On a deeper level, Ryan’s gift has been to consistently put CVS in a position to make the difficult decisions. Perhaps acquiring Eckerd, Longs or Osco/Sav-on was logical for CVS — but Ryan made those acquisitions inevitable, the logical result of CVS’ strategic, geographical and structural positioning. In the end, CVS’ position in the retail marketplace is what made the drug chain the logical acquirer when acquisition opportunities presented themselves.

Similarly,forming an alliance with MinuteClinic opened the door to the CVS acquisition of MinuteClinic and the resultant growth of immediate care facilities within CVS drug stores. Ryan’s genius was his ability to conceive of that alliance when other retailers might have but did not. Is it necessary to point out that immediate care clinics have become an integral part of the arsenal of America’s largest health care retailers?

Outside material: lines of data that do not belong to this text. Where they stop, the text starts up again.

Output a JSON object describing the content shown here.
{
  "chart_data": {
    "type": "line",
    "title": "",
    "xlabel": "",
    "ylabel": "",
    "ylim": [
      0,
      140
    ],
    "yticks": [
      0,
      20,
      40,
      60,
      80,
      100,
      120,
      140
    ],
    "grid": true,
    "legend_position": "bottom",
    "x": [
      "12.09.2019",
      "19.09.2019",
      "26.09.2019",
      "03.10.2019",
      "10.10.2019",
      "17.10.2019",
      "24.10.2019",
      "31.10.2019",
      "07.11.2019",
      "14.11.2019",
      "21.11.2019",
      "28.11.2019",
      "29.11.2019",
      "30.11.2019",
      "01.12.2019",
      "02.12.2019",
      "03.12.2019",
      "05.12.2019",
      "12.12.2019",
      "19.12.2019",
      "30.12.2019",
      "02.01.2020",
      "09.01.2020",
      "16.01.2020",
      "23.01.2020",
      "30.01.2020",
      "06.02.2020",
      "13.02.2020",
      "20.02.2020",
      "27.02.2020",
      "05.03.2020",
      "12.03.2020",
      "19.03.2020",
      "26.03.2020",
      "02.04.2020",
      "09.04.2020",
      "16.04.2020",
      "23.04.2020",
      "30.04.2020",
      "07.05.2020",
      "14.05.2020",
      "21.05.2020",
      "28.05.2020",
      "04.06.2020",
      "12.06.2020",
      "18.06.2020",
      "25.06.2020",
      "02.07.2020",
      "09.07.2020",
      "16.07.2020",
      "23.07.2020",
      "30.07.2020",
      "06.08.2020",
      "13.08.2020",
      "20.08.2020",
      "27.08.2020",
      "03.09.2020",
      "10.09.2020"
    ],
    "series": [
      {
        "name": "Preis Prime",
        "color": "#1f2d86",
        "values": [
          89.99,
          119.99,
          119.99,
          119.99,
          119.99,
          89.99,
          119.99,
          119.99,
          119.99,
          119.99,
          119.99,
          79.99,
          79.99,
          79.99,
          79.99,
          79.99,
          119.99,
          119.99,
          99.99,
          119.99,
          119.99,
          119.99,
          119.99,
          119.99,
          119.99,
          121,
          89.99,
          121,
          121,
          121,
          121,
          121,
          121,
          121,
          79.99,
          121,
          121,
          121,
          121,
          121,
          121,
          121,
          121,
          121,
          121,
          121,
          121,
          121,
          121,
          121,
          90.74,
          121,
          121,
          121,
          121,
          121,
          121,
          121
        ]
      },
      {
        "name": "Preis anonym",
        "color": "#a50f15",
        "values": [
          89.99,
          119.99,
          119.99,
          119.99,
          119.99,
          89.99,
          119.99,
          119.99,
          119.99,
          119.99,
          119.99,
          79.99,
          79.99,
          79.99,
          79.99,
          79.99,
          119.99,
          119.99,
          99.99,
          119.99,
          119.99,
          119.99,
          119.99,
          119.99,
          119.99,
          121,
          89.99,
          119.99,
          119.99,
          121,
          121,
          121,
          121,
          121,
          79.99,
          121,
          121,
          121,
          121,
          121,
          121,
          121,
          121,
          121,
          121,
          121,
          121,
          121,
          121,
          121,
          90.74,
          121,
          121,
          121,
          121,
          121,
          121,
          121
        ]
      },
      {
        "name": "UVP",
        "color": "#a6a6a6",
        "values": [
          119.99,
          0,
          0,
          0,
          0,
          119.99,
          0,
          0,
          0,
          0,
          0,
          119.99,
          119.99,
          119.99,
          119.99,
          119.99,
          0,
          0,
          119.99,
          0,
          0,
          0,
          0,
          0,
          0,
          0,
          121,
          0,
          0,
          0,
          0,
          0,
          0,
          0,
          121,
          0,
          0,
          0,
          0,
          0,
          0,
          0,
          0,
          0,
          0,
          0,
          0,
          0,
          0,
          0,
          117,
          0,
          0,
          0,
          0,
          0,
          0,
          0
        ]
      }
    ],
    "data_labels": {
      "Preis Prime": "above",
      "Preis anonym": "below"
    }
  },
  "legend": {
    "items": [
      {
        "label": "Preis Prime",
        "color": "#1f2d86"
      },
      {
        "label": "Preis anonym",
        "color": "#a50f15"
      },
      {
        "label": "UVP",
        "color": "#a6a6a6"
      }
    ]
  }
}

Ryan’s decision to merge CVS with Caremark confused some observers and confounded others, while still others insisted — and continue to insist — that it neither offers incremental value to each nor makes the whole greater than the sum of its parts. Perhaps they are right; perhaps not. But the merger nonetheless stunned the chain drug industry as its leaders paused to consider the possibility that Ryan just might have been right in merging CVS with Caremark— and if he is, as he has so often been, he will ultimately put CVS out of the reach of most conventional chain drug retailers.

In the end, this is what leadership is about. It is the kind of bold and imaginative thinking that transformed chain drug retailing from a cottage industry into a major retailing segment, a business led by giants, a business that, in its time, was the darling of U.S. retailing.

Ryan is reminiscent of that generation of leaders. The successes he has engineered at CVS during the past decade are arguably without parallel in the annals of chain drug retailing. Though he was hardly alone in putting CVS into the position it enjoys today — the drug chain has employed, and continues to employ, some of the brightest operators and merchants chain drug retailing has seen — CVS is clearly Tom Ryan’s creation.

Along the way, he has been praised for his perspicacity and justly criticized for what has been perceived as Caremark’s subpar performance of late. But he’s way ahead when his performance is objectively considered — which is why CVS has clearly emerged as America’s premier pharmacy-based health care provider.

One wonders what he plans for an encore in the decade to come.